We use the club to run charity events and rides to raise money to support our rescue equipment, and we donate a portion of the funds to Wolfy’s Place. So, it’s a win-win.
It also coaxes Tyler to come out of his house hidden in the woods. Just like the lost, scared, and abused dogs, he’ll only come out in the dark when no one can see him. Or hear him. My brother Ty has a special gift for being able to creep around the woods unheard and unseen.

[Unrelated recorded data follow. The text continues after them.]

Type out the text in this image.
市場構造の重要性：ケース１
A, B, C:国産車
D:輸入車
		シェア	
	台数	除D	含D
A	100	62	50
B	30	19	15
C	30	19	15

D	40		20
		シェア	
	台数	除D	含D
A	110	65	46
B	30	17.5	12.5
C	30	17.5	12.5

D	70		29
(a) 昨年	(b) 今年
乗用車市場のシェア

Stalking, hunting, and capturing are his specialty, second to his ability to get in and out of houses without making a sound or getting caught. And that’s how my brotherhas saved over fifty pets—and how he’s put several animal offenders in the hospital after nearly beating them to death. To say he likes to inflict pain and suffering would be an understatement.
I haven’t seen Ty in the daylight in years, and he’s said less than ten words in that time. We communicate solely through text messages and meet in the parking lot of the shelter late at night when he has a captured dog or cat to drop off.
Every month I deposit money into his bank account. Partly because he deserves profits from the family business, and partly from my own guilt over what happened to him.
I shove that thought down into my chest with the rest of my mistakes and regrets.
Last night’s recorded video feeds from my night-vision cameras on the trails didn’t catch anything and neither did my feeding traps. A few weeks ago, a limping dog was seen several times roaming that area by the river. I’ve caught him on the feeds a few times, sniffing at the cage, wanting to go in and grab that food, but he’s leery and won’t go in. Sometimes they’d rather starve than give in and get caught, and that’s a position I can respect. Freedom to do what we want, even for a short time, can be worth the pain and suffering we have to endure to have it.
Just as I’m about to go out to the shop to start doing some real work, my phone rings.